Fitness advice: How to take control of your weight loss without counting calories
As January draws to a close those new year diets and proclamations of how we’re going to live better, healthier lives start to fall away. This leaves us to contend with some stark figures: almost two-thirds us are overweight or obese.
Lots of these people will have dieted at some point, with varying degrees of success; most are clearly failing. I don’t believe this is a problem with willpower or resolve or intelligence – it’s a fundamental issue with the concept of dieting.
Rather than making yourself miserable following an unsustainable regime or fad diet, it’s important to understand how your body works and fit your diet and exercise around it.
Let’s start with a statement of the obvious: there is no magic diet, shake or pill. To lose weight, you need to expend more energy than you consume. Energy in vs energy out. This is the basis of weight loss.
The tricky part is how you achieve this, not over a period of days and weeks, but over months and years. The good news is there are a whole host of ways, and you can choose the one that best suits your lifestyle.
First you need to work out how much energy you are consuming. Download a food tracker app like MyFitnessPal, and record everything you eat for three typical days. Don’t change anything, just see what it says. Next, take an average of those three days and multiply it by seven, giving you your typical weekly calorie intake.
This simple exercise may show you right away where your problem lies – if your four lattes a day come to 1,000 calories or your breakfast shake is 800 calories, that should be an immediate red flag (the same principle applies to your monthly coffee bill – if it adds up to £100, perhaps think twice about your daily trips to Starbucks).
This average weekly calorie figure is the key to staying in control of your diet in a sustainable way. Sticking to a certain number of calories every day is tough, but things get simpler when averaged over a week. That gives you, for instance, 14,000 calories to play with. If you have a night out you might consume 3,000 that day, which you then have six days to claw back by reducing your intake by around 200 calories a day.
Now, this might sound suspiciously like calorie counting, which is not something I advocate: sitting with a calculator totting up every spoonful of porridge is no way to live. What tracking your food for a few days does is give you an overall impression of your diet. You will be able to see if you’re eating too much, in which case you will never lose weight, no matter how much kale you eat.

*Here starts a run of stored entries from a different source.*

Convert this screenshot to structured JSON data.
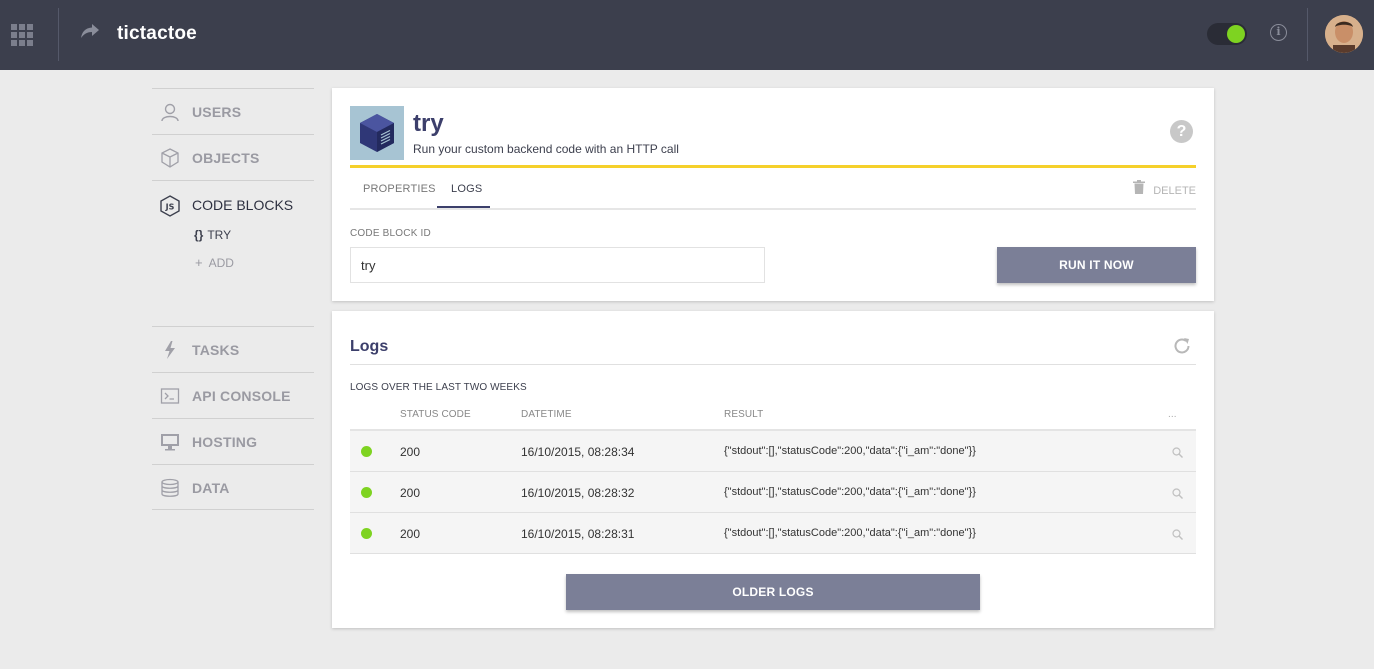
{
  "header": {
    "app_title": "tictactoe",
    "apps_icon": "grid-icon",
    "share_icon": "share-arrow-icon",
    "toggle_state": "on",
    "info_icon": "info-icon",
    "accent": "#7ed321"
  },
  "sidebar": {
    "items": [
      {
        "label": "USERS",
        "icon": "user-icon"
      },
      {
        "label": "OBJECTS",
        "icon": "cube-icon"
      },
      {
        "label": "CODE BLOCKS",
        "icon": "nodejs-icon",
        "active": true
      },
      {
        "label": "TASKS",
        "icon": "bolt-icon"
      },
      {
        "label": "API CONSOLE",
        "icon": "terminal-icon"
      },
      {
        "label": "HOSTING",
        "icon": "monitor-icon"
      },
      {
        "label": "DATA",
        "icon": "database-icon"
      }
    ],
    "code_blocks": {
      "try_label": "TRY",
      "try_prefix": "{}",
      "add_label": "ADD",
      "add_prefix": "+"
    }
  },
  "code_block": {
    "title": "try",
    "description": "Run your custom backend code with an HTTP call",
    "tabs": [
      "PROPERTIES",
      "LOGS"
    ],
    "active_tab": "LOGS",
    "delete_label": "DELETE",
    "id_label": "CODE BLOCK ID",
    "id_value": "try",
    "run_button": "RUN IT NOW",
    "help_glyph": "?"
  },
  "logs": {
    "title": "Logs",
    "subtitle": "LOGS OVER THE LAST TWO WEEKS",
    "columns": {
      "status": "STATUS CODE",
      "datetime": "DATETIME",
      "result": "RESULT",
      "more": "..."
    },
    "rows": [
      {
        "status": "200",
        "datetime": "16/10/2015, 08:28:34",
        "result": "{\"stdout\":[],\"statusCode\":200,\"data\":{\"i_am\":\"done\"}}"
      },
      {
        "status": "200",
        "datetime": "16/10/2015, 08:28:32",
        "result": "{\"stdout\":[],\"statusCode\":200,\"data\":{\"i_am\":\"done\"}}"
      },
      {
        "status": "200",
        "datetime": "16/10/2015, 08:28:31",
        "result": "{\"stdout\":[],\"statusCode\":200,\"data\":{\"i_am\":\"done\"}}"
      }
    ],
    "older_button": "OLDER LOGS"
  }
}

It’s like going shopping: you don’t need to know your exact incomings and outgoings every time you go to the supermarket – a general idea of your bank balance will suffice. But how dangerous would it be if nothing in the shop had any price tags attached?

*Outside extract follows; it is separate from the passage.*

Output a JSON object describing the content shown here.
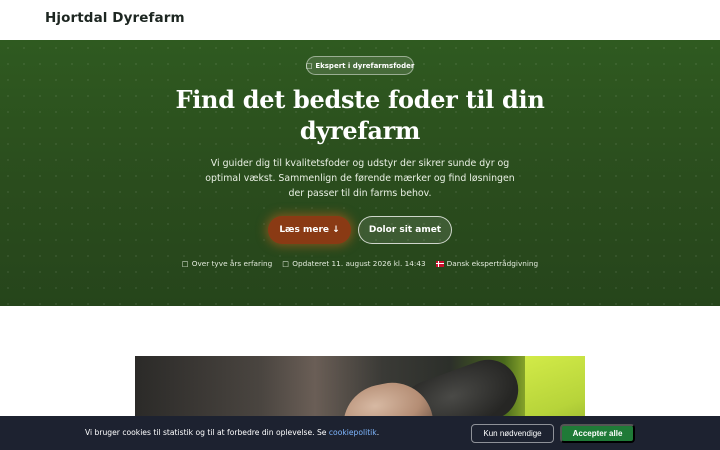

Tracking the food you eat and knowing its rough calorific values allows you to take control of your diet. You’ll realise that you can eat a pizza on a Sunday afternoon, but you might have to skip breakfast on Monday and Tuesday to balance the equation. You can go out for a couple of pints, but drinking four lagers twice a week is going to set you back.

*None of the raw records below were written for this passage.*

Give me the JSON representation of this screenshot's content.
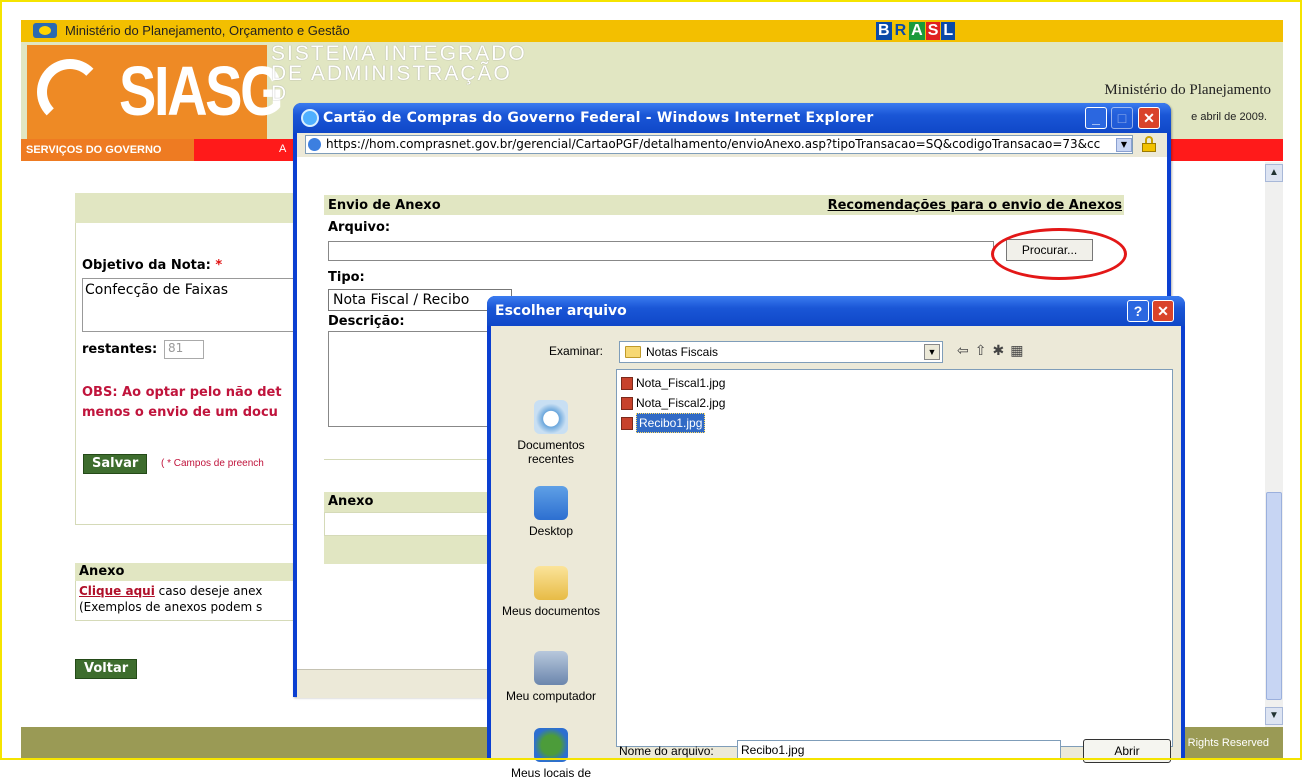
{
  "govbar": {
    "ministry": "Ministério do Planejamento, Orçamento e Gestão",
    "brasil_logo": "BRASIL"
  },
  "header": {
    "logo_word": "SIASG",
    "system_title_line1": "SISTEMA INTEGRADO",
    "system_title_line2": "DE ADMINISTRAÇÃO",
    "system_title_line3": "D",
    "ministry_right": "Ministério do Planejamento",
    "date_fragment": "e abril de 2009."
  },
  "menubar": {
    "first_tab": "SERVIÇOS DO GOVERNO",
    "fragment": "A"
  },
  "form": {
    "objetivo_label": "Objetivo da Nota:",
    "required_mark": "*",
    "objetivo_value": "Confecção de Faixas",
    "restantes_label": "restantes:",
    "restantes_value": "81",
    "obs_line1": "OBS: Ao optar pelo não det",
    "obs_line2": "menos o envio de um docu",
    "salvar": "Salvar",
    "note": "( * Campos de preench",
    "anexo_title": "Anexo",
    "clique_aqui": "Clique aqui",
    "anexo_text1": " caso deseje anex",
    "anexo_text2": "(Exemplos de anexos podem s",
    "voltar": "Voltar"
  },
  "footer": {
    "rights": "Rights Reserved"
  },
  "ie_window": {
    "title": "Cartão de Compras do Governo Federal - Windows Internet Explorer",
    "address": "https://hom.comprasnet.gov.br/gerencial/CartaoPGF/detalhamento/envioAnexo.asp?tipoTransacao=SQ&codigoTransacao=73&cc",
    "envio_title": "Envio de Anexo",
    "recomendacoes": "Recomendações para o envio de Anexos",
    "arquivo_label": "Arquivo:",
    "procurar": "Procurar...",
    "tipo_label": "Tipo:",
    "tipo_value": "Nota Fiscal / Recibo",
    "descricao_label": "Descrição:",
    "anexo_label": "Anexo"
  },
  "file_dialog": {
    "title": "Escolher arquivo",
    "examinar_label": "Examinar:",
    "current_folder": "Notas Fiscais",
    "places": [
      {
        "label": "Documentos recentes",
        "icon": "recent-documents-icon"
      },
      {
        "label": "Desktop",
        "icon": "desktop-icon"
      },
      {
        "label": "Meus documentos",
        "icon": "my-documents-icon"
      },
      {
        "label": "Meu computador",
        "icon": "my-computer-icon"
      },
      {
        "label": "Meus locais de",
        "icon": "network-places-icon"
      }
    ],
    "files": [
      {
        "name": "Nota_Fiscal1.jpg",
        "selected": false
      },
      {
        "name": "Nota_Fiscal2.jpg",
        "selected": false
      },
      {
        "name": "Recibo1.jpg",
        "selected": true
      }
    ],
    "nome_label": "Nome do arquivo:",
    "nome_value": "Recibo1.jpg",
    "abrir": "Abrir"
  }
}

The goal in weight loss is to create a calorie deficit. If you create a deficit of 500 calories a day, you will lose weight. It might not happen immediately, but it will happen. You don’t have to do it solely through food, either –you can also create a deficit through training, although exercise alone is less effective than cutting back on calories.
You don’t need to drastically change everything. Don’t starve yourself. Don’t exercise until you drop. Just be aware of what you’re eating and be a little more active every week.
Everyone is different, so giving a number for everyone to follow doesn’t work. Be suspicious of any set meal plans or Instagram accounts that say everyone should subsist on 1,200 calories a day; it doesn’t work like that.
So try the simple exercise laid out above and kickstart a healthy new lifestyle that should stand you in good stead for life rather than just 30 days at the start of every year.